In [1]:
import sys
sys.path.append('..')
import doctable as dt
from spacy import displacy
import spacy
nlp = spacy.load('en')

In [2]:
exstr = 'Hat is red. They are tall.'
doc = nlp(exstr)
doc

Hat is red. They are tall.

## Parsetrees

By default, `parse_tok_func=None` means it will use the internal `.parse_tok()` method passing additional arguments through the `parse_tok_args` parameter. You may add additional token info by setting dictionary values attrname->func in the `parsetree_tok_info` parameter.

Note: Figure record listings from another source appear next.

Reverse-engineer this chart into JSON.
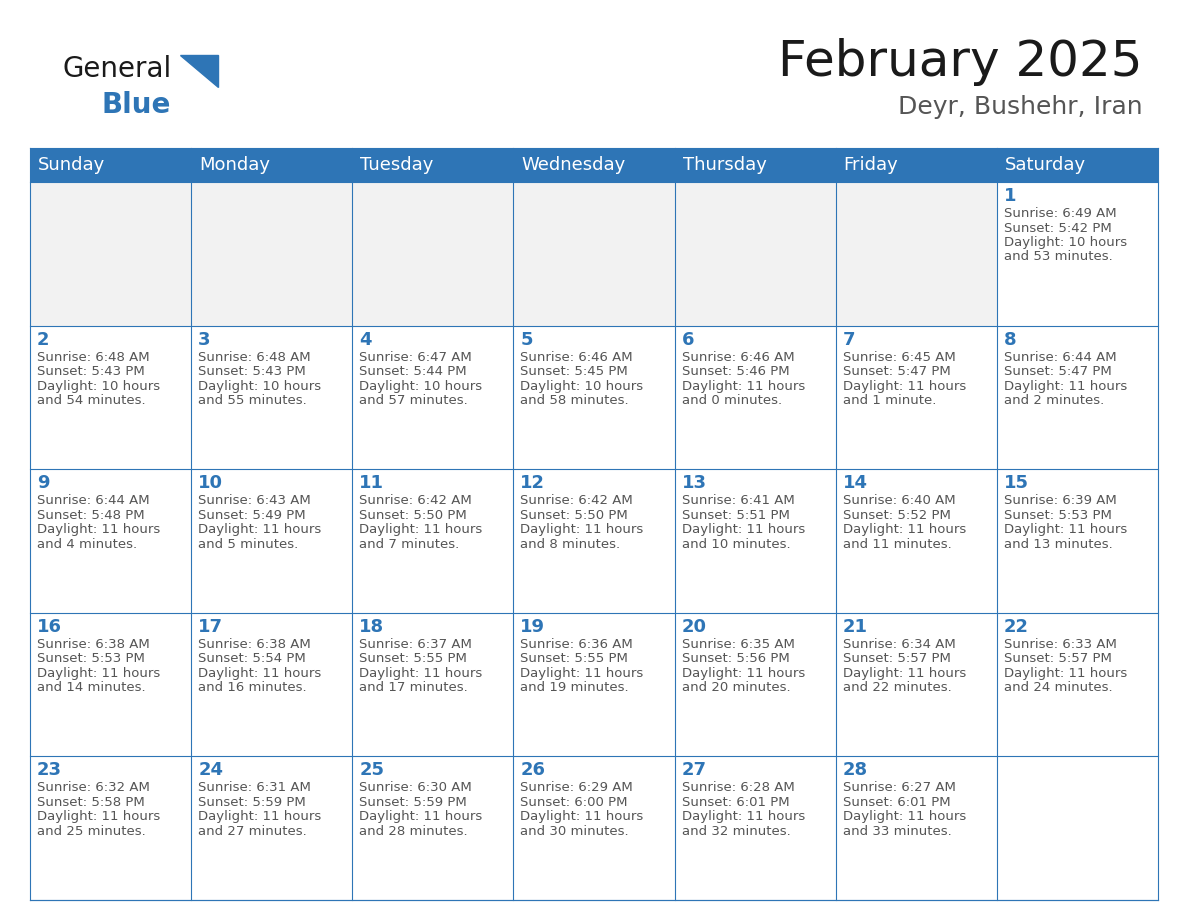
{
  "title": "February 2025",
  "subtitle": "Deyr, Bushehr, Iran",
  "header_bg": "#2E75B6",
  "header_text_color": "#FFFFFF",
  "cell_bg": "#FFFFFF",
  "cell_border_color": "#2E75B6",
  "day_num_color": "#2E75B6",
  "info_text_color": "#555555",
  "days_of_week": [
    "Sunday",
    "Monday",
    "Tuesday",
    "Wednesday",
    "Thursday",
    "Friday",
    "Saturday"
  ],
  "weeks": [
    [
      {
        "day": null,
        "sunrise": null,
        "sunset": null,
        "daylight": null
      },
      {
        "day": null,
        "sunrise": null,
        "sunset": null,
        "daylight": null
      },
      {
        "day": null,
        "sunrise": null,
        "sunset": null,
        "daylight": null
      },
      {
        "day": null,
        "sunrise": null,
        "sunset": null,
        "daylight": null
      },
      {
        "day": null,
        "sunrise": null,
        "sunset": null,
        "daylight": null
      },
      {
        "day": null,
        "sunrise": null,
        "sunset": null,
        "daylight": null
      },
      {
        "day": 1,
        "sunrise": "6:49 AM",
        "sunset": "5:42 PM",
        "daylight": "10 hours and 53 minutes."
      }
    ],
    [
      {
        "day": 2,
        "sunrise": "6:48 AM",
        "sunset": "5:43 PM",
        "daylight": "10 hours and 54 minutes."
      },
      {
        "day": 3,
        "sunrise": "6:48 AM",
        "sunset": "5:43 PM",
        "daylight": "10 hours and 55 minutes."
      },
      {
        "day": 4,
        "sunrise": "6:47 AM",
        "sunset": "5:44 PM",
        "daylight": "10 hours and 57 minutes."
      },
      {
        "day": 5,
        "sunrise": "6:46 AM",
        "sunset": "5:45 PM",
        "daylight": "10 hours and 58 minutes."
      },
      {
        "day": 6,
        "sunrise": "6:46 AM",
        "sunset": "5:46 PM",
        "daylight": "11 hours and 0 minutes."
      },
      {
        "day": 7,
        "sunrise": "6:45 AM",
        "sunset": "5:47 PM",
        "daylight": "11 hours and 1 minute."
      },
      {
        "day": 8,
        "sunrise": "6:44 AM",
        "sunset": "5:47 PM",
        "daylight": "11 hours and 2 minutes."
      }
    ],
    [
      {
        "day": 9,
        "sunrise": "6:44 AM",
        "sunset": "5:48 PM",
        "daylight": "11 hours and 4 minutes."
      },
      {
        "day": 10,
        "sunrise": "6:43 AM",
        "sunset": "5:49 PM",
        "daylight": "11 hours and 5 minutes."
      },
      {
        "day": 11,
        "sunrise": "6:42 AM",
        "sunset": "5:50 PM",
        "daylight": "11 hours and 7 minutes."
      },
      {
        "day": 12,
        "sunrise": "6:42 AM",
        "sunset": "5:50 PM",
        "daylight": "11 hours and 8 minutes."
      },
      {
        "day": 13,
        "sunrise": "6:41 AM",
        "sunset": "5:51 PM",
        "daylight": "11 hours and 10 minutes."
      },
      {
        "day": 14,
        "sunrise": "6:40 AM",
        "sunset": "5:52 PM",
        "daylight": "11 hours and 11 minutes."
      },
      {
        "day": 15,
        "sunrise": "6:39 AM",
        "sunset": "5:53 PM",
        "daylight": "11 hours and 13 minutes."
      }
    ],
    [
      {
        "day": 16,
        "sunrise": "6:38 AM",
        "sunset": "5:53 PM",
        "daylight": "11 hours and 14 minutes."
      },
      {
        "day": 17,
        "sunrise": "6:38 AM",
        "sunset": "5:54 PM",
        "daylight": "11 hours and 16 minutes."
      },
      {
        "day": 18,
        "sunrise": "6:37 AM",
        "sunset": "5:55 PM",
        "daylight": "11 hours and 17 minutes."
      },
      {
        "day": 19,
        "sunrise": "6:36 AM",
        "sunset": "5:55 PM",
        "daylight": "11 hours and 19 minutes."
      },
      {
        "day": 20,
        "sunrise": "6:35 AM",
        "sunset": "5:56 PM",
        "daylight": "11 hours and 20 minutes."
      },
      {
        "day": 21,
        "sunrise": "6:34 AM",
        "sunset": "5:57 PM",
        "daylight": "11 hours and 22 minutes."
      },
      {
        "day": 22,
        "sunrise": "6:33 AM",
        "sunset": "5:57 PM",
        "daylight": "11 hours and 24 minutes."
      }
    ],
    [
      {
        "day": 23,
        "sunrise": "6:32 AM",
        "sunset": "5:58 PM",
        "daylight": "11 hours and 25 minutes."
      },
      {
        "day": 24,
        "sunrise": "6:31 AM",
        "sunset": "5:59 PM",
        "daylight": "11 hours and 27 minutes."
      },
      {
        "day": 25,
        "sunrise": "6:30 AM",
        "sunset": "5:59 PM",
        "daylight": "11 hours and 28 minutes."
      },
      {
        "day": 26,
        "sunrise": "6:29 AM",
        "sunset": "6:00 PM",
        "daylight": "11 hours and 30 minutes."
      },
      {
        "day": 27,
        "sunrise": "6:28 AM",
        "sunset": "6:01 PM",
        "daylight": "11 hours and 32 minutes."
      },
      {
        "day": 28,
        "sunrise": "6:27 AM",
        "sunset": "6:01 PM",
        "daylight": "11 hours and 33 minutes."
      },
      {
        "day": null,
        "sunrise": null,
        "sunset": null,
        "daylight": null
      }
    ]
  ],
  "logo_general_color": "#1a1a1a",
  "logo_blue_color": "#2E75B6",
  "logo_triangle_color": "#2E75B6",
  "fig_bg": "#FFFFFF",
  "title_fontsize": 36,
  "subtitle_fontsize": 18,
  "header_fontsize": 13,
  "day_num_fontsize": 13,
  "info_fontsize": 9.5
}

Def: `get_parsetree(cls, doc, parse_tok_func=None, parse_tok_args=dict(), parsetree_tok_info=None, tok_attrname='tok', children_attrname='children')`

In [11]:
# teh simplest version is to set parse_tok_func manually and then set parsetree_tok_info to an empty dict
dt.DocParser.get_parsetree(doc, parse_tok_func=lambda tok: tok.text.upper(), parsetree_tok_info=dict())

[{'tok': 'IS',
  'children': [{'tok': 'HAT', 'children': []},
   {'tok': 'RED', 'children': []},
   {'tok': '.', 'children': []}]},
 {'tok': 'ARE',
  'children': [{'tok': 'THEY', 'children': []},
   {'tok': 'TALL', 'children': []},
   {'tok': '.', 'children': []}]}]

In [3]:
# full version includes tag, pos, dep, and ent_type in addition to 'tok' and 'children'
dt.DocParser.get_parsetree(doc)

[{'pos': 'AUX',
  'tag': 'VBZ',
  'dep': 'ROOT',
  'ent_type': None,
  'tok': 'is',
  'children': [{'pos': 'PROPN',
    'tag': 'NNP',
    'dep': 'nsubj',
    'ent_type': None,
    'tok': 'hat',
    'children': []},
   {'pos': 'ADJ',
    'tag': 'JJ',
    'dep': 'acomp',
    'ent_type': None,
    'tok': 'red',
    'children': []},
   {'pos': 'PUNCT',
    'tag': '.',
    'dep': 'punct',
    'ent_type': None,
    'tok': '.',
    'children': []}]},
 {'pos': 'AUX',
  'tag': 'VBP',
  'dep': 'ROOT',
  'ent_type': None,
  'tok': 'are',
  'children': [{'pos': 'PRON',
    'tag': 'PRP',
    'dep': 'nsubj',
    'ent_type': None,
    'tok': 'they',
    'children': []},
   {'pos': 'ADJ',
    'tag': 'JJ',
    'dep': 'acomp',
    'ent_type': None,
    'tok': 'tall',
    'children': []},
   {'pos': 'PUNCT',
    'tag': '.',
    'dep': 'punct',
    'ent_type': None,
    'tok': '.',
    'children': []}]}]

In [4]:
# setting this to empty dict means it will only include the token string and the children
# also converted children to child
dt.DocParser.get_parsetree(doc, parsetree_tok_info={}, children_attrname='child')

[{'tok': 'is',
  'child': [{'tok': 'hat', 'child': []},
   {'tok': 'red', 'child': []},
   {'tok': '.', 'child': []}]},
 {'tok': 'are',
  'child': [{'tok': 'they', 'child': []},
   {'tok': 'tall', 'child': []},
   {'tok': '.', 'child': []}]}]